Unlike the braces used in declaration lists, these are not subject to
layout; the @{@ and @}@ characters must be explicit. (This is also
true of field updates and field patterns.)
Construction using field labels is subject to the following constraints:
\begin{itemize}
\item Only field labels declared with the specified constructor may be
mentioned.
\item A field label may not be mentioned more than once.
\item Fields not mentioned are initialized to $\bot$.

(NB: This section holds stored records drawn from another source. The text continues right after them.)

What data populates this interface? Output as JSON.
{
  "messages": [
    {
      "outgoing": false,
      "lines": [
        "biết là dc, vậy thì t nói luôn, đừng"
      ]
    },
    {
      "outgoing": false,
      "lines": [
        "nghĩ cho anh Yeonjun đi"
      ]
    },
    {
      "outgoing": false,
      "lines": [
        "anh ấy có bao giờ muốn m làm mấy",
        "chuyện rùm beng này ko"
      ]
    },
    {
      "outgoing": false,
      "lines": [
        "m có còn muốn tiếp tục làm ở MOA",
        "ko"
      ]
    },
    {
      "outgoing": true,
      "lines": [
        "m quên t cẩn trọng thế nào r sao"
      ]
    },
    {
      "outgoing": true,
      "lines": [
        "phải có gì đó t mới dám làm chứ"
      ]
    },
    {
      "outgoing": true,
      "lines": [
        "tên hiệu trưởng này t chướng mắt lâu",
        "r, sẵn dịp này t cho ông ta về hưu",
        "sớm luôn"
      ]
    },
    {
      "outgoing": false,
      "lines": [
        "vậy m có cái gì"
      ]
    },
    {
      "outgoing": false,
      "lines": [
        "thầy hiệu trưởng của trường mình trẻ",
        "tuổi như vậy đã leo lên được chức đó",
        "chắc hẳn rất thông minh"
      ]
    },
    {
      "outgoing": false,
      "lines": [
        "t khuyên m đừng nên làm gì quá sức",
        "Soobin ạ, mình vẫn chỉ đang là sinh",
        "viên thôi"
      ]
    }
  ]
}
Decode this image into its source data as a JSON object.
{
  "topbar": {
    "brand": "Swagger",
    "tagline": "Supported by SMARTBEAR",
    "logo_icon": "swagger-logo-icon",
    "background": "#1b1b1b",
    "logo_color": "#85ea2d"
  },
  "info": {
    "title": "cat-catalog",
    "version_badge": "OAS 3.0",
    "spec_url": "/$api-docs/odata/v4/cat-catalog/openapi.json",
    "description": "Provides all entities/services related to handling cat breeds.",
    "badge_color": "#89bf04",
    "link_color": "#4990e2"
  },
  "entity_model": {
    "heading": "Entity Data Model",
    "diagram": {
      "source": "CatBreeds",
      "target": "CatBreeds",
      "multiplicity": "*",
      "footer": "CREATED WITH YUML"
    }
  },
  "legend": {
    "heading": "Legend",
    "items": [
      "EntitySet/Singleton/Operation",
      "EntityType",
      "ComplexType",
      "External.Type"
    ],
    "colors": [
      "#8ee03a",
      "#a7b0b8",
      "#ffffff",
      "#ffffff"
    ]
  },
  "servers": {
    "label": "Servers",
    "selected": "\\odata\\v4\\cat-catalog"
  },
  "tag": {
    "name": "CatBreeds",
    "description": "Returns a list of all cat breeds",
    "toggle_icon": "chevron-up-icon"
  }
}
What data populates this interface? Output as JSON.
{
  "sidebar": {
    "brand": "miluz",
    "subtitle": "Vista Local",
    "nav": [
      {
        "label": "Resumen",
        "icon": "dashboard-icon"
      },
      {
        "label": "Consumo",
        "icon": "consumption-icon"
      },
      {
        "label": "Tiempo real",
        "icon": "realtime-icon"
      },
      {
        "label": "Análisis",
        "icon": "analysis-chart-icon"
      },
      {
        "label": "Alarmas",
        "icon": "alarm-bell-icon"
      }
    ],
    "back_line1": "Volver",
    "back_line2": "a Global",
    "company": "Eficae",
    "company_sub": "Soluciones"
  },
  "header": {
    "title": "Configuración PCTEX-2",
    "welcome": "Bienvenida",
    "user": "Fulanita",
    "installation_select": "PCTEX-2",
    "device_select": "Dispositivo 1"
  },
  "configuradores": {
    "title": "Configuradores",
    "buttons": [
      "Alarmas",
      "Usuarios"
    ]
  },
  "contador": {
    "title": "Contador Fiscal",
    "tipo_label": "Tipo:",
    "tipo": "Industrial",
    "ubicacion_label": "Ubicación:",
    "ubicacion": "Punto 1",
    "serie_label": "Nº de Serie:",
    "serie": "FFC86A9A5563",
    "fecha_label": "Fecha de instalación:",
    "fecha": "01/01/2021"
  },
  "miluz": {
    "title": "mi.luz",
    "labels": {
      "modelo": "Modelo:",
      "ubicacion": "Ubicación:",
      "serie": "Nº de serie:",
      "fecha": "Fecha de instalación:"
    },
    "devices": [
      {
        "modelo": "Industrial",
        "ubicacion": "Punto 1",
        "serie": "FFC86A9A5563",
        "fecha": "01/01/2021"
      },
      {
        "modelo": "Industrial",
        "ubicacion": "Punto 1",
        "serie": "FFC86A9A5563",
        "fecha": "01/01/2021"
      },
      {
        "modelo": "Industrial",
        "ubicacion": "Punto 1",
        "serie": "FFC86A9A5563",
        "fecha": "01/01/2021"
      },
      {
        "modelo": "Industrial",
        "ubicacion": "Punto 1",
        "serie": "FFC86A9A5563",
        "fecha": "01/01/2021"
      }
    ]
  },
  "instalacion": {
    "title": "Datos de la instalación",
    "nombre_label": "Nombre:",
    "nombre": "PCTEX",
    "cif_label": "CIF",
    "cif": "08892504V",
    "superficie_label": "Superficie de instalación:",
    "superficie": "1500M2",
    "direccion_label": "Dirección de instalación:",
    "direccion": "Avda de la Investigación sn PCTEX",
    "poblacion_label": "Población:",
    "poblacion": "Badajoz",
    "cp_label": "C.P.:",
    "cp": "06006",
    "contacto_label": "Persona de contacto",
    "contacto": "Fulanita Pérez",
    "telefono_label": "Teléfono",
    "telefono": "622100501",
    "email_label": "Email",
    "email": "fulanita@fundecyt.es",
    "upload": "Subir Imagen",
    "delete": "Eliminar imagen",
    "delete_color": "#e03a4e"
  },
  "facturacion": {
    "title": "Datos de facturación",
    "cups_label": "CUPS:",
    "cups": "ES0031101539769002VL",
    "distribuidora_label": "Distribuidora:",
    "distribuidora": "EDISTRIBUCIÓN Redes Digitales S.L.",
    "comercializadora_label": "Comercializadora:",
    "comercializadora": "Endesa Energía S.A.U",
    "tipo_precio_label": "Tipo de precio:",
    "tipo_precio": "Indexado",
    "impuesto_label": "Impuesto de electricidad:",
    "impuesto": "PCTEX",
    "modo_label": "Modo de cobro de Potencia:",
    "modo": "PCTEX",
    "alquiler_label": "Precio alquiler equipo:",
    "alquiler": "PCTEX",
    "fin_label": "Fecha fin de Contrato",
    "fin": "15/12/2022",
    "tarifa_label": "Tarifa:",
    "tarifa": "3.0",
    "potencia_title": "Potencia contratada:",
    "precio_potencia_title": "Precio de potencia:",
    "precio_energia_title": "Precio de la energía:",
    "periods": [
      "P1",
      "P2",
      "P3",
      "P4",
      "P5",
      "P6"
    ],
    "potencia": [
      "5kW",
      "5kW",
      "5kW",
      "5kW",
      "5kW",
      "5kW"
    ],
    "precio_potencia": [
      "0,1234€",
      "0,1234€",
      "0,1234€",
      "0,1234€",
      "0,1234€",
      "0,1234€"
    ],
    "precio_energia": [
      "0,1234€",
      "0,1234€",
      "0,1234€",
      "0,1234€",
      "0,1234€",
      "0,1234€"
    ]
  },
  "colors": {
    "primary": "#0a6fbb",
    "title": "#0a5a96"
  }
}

\item A compile-time error occurs when any strict fields (fields
whose declared types are prefixed by @!@) are omitted during
construction. Strict fields are discussed in Section~\ref{strictness-flags}.
\end{itemize}
The expression @F {}@, where @F@ is a data constructor, is legal
{\em whether or not @F@ was declared with record syntax} (provided @F@ has no strict
fields --- see the third bullet above);
it denotes "@F@ \bot_1 ... \bot_n", where "n" is the arity of @F@.
\outline{
\paragraph*{Translation:}
In the binding "f" @=@ "v", the field "f" labels "v".
\begin{center}
\bt{lcl}
\struthack{17pt}%
"C" @{@ "bs" @}@ &=& "C (pick^C_1 bs @undefined@) \ldots (pick^C_k bs @undefined@)"\\
\et
\end{center}
where "k" is the arity of "C".
The auxiliary function "pick^C_i bs d" is defined as follows:
\begin{quote}
If the "i"th component of a constructor "C" has the
field label "f", and if "f=v" appears in the binding list
"bs", then "pick^C_i bs d" is "v". Otherwise, "pick^C_i bs d" is
the default value "d".
\end{quote}
}
\subsubsection{Updates Using Field Labels}
\label{record-update}
\index{field label!update}
@@@
aexp -> aexp_{\langle{}qcon\rangle{}} @{@ fbind_1 @,@ ... @,@ fbind_n @}@ & (\tr{labeled update}, n>=1)
@@@
Values belonging to a datatype with field labels may be
non-destructively updated. This creates a new value in which the
specified field values replace those in the existing value.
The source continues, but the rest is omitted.